Long pause. Joe responds. "You don't like it?" I respond, "Worse than yesterday." Joe turns and looks at me: What was it like yesterday?" I know this guy is not stupid because that question is too Socratic. "Aggressive. Like finger nails on Ms. Granger's chalk board. Horrible . . . but this limp thing-a-ma-dong sound is underwhelming." Joe smiles. "Are you sure?" he asks. "Yup," I gurgle, "since the sound stage got small and the trumpets in the back row @ BIRDLAND receded and did you notice how Arturo O'Farrill's piano seemed about twelve feet distant when, in fact, it is truly right near your left knee or shoe-top?"
Joe is either thinking I'm the most arrogant, over-confident sonofabitch he's dealt with in three days or more. Or he's trying to decide which guy in the small suite he'll ask to help toss my ass out the door, now stuffed with interested High End Audio Gapers waiting their turn at his transport. I'm not sure how Joe processed alternative possibilities but I think he voted somewhere in the middle.

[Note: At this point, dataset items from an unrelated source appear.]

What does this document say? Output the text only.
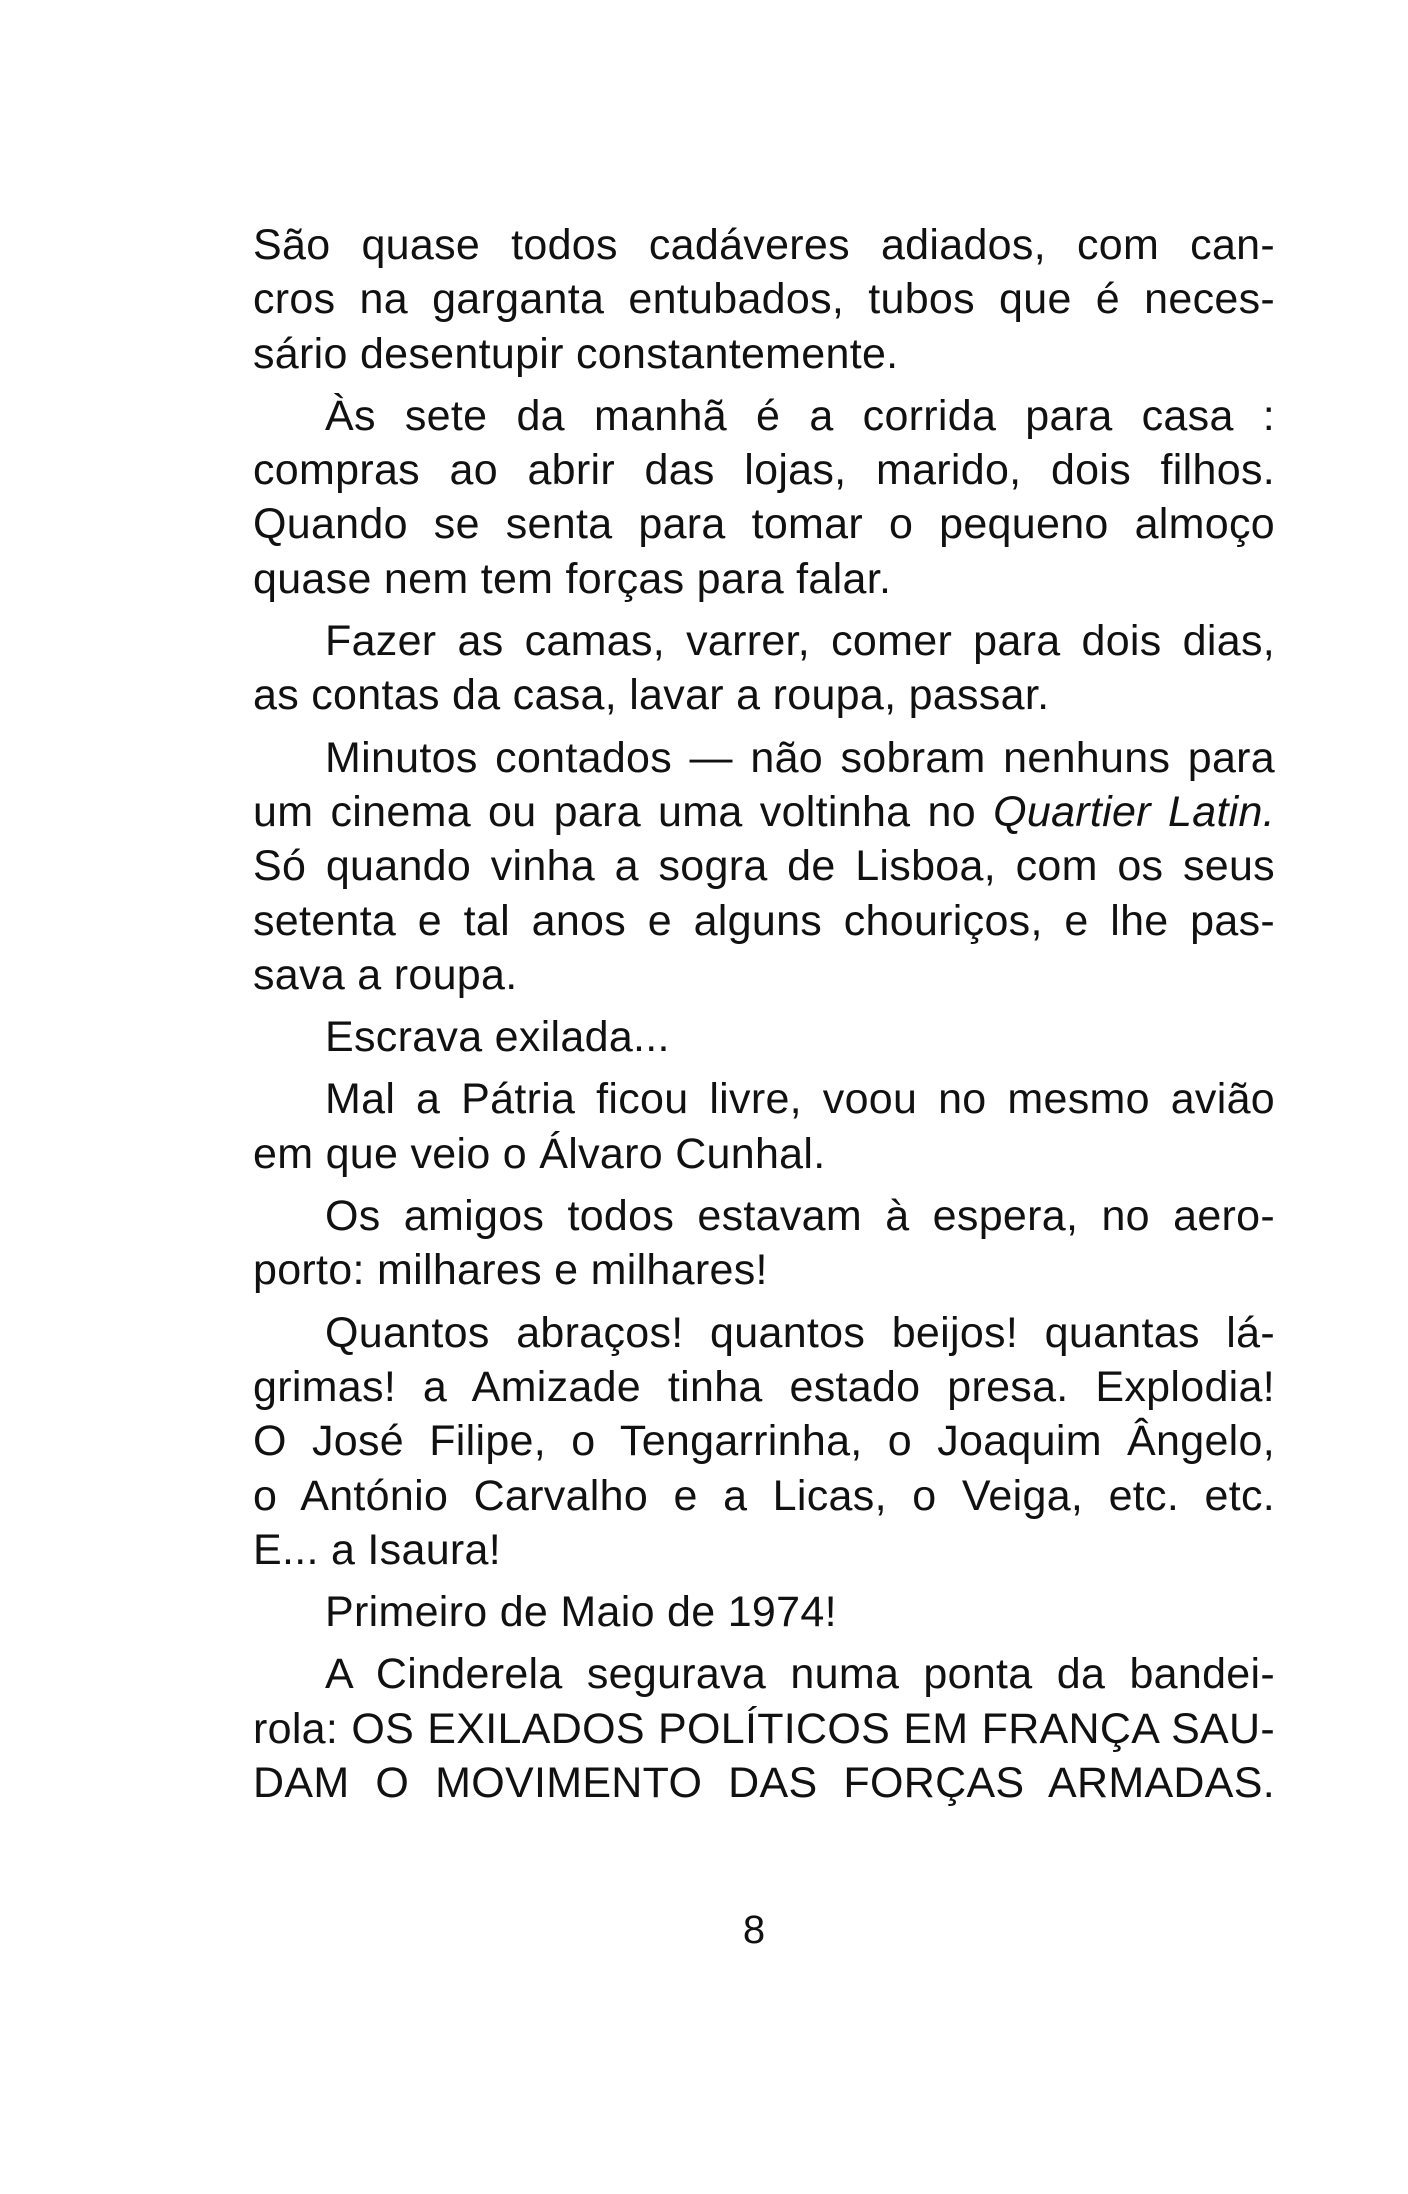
São quase todos cadáveres adiados, com can-
cros na garganta entubados, tubos que é neces-
sário desentupir constantemente.
Às sete da manhã é a corrida para casa :
compras ao abrir das lojas, marido, dois filhos.
Quando se senta para tomar o pequeno almoço
quase nem tem forças para falar.
Fazer as camas, varrer, comer para dois dias,
as contas da casa, lavar a roupa, passar.
Minutos contados — não sobram nenhuns para
um cinema ou para uma voltinha no Quartier Latin.
Só quando vinha a sogra de Lisboa, com os seus
setenta e tal anos e alguns chouriços, e lhe pas-
sava a roupa.
Escrava exilada...
Mal a Pátria ficou livre, voou no mesmo avião
em que veio o Álvaro Cunhal.
Os amigos todos estavam à espera, no aero-
porto: milhares e milhares!
Quantos abraços! quantos beijos! quantas lá-
grimas! a Amizade tinha estado presa. Explodia!
O José Filipe, o Tengarrinha, o Joaquim Ângelo,
o António Carvalho e a Licas, o Veiga, etc. etc.
E... a Isaura!
Primeiro de Maio de 1974!
A Cinderela segurava numa ponta da bandei-
rola: OS EXILADOS POLÍTICOS EM FRANÇA SAU-
DAM O MOVIMENTO DAS FORÇAS ARMADAS.
8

I'm told the tubes got swapped out, from Sovtek to Chinese hand warmers (from hard to soft .. great!). The conversation that followed prompted my precise recommendation that Joe or one of his pals head down one floor to the GENESIS room where Steve McCormack -- once famous for inventing tip toes in his Intentional Madness Audio Invention Laboratory in Leucadia, California (a five minute walk to one of the world's best surfing beaches) -- held an uncommitted McCormack VRE-1 preamp, one of the essential pieces of audio gear yet created to my knowledge and not so accidental ongoing benefit.
How good is the VRE-1? Ask Joe Cohen. What transpired after Joe's crew snagged and mounted the VRE-1 to their under-driven (abusively neglected) world class GRANADA speakers is likely to be one of my all time "Data Points in High End Audio History" . . . namely, a completely revived pair of speakers (and, remember, I HATE speakers) once gargling superior musical information choked in the pipe line, now offering audio glory despite former strangulation. Alas and hooray for musical reality !
You had to be there with me to witness an absolutely amazing set of speakers, recently throttled, NOW SINGING WITH LUCIANO PAVORITI'S thrilling glory.
Did I mention how much I like and respect the GRANADA SPEAKERS ? Did I mention how thoroughly pissed off that a dumb bloke like me can't afford them because a very nice small bank is owed significant bread so I can own a not so small hacienda not far from where McCormack did his infamous mischief with tip toes and the now not easily out-classed VRE-1 preamp?
I'll let Maestro Cohen tell the rest of this story because, for me, the fun was hearing a truly beautiful lady trying to escape confinement. The naked broads all over Vegas are pigs with lipstick. The GRANADAs, driven by the improbable VRE-1 preamp, are all lipstick, no pig : Marilyn Monroe's lipstick applied where you want it. Sophia Loren's gorgeous face whispering in your ear. How come I get to taste the wine, just like Ol' Blue Eyes once crooned, but don't get the dance? Damn. I want these GRANADAs (see) and maybe, when Joe's Gang ain't looking someday, my guys can slip their gorgeous bulk out the casino side door to my waiting cab.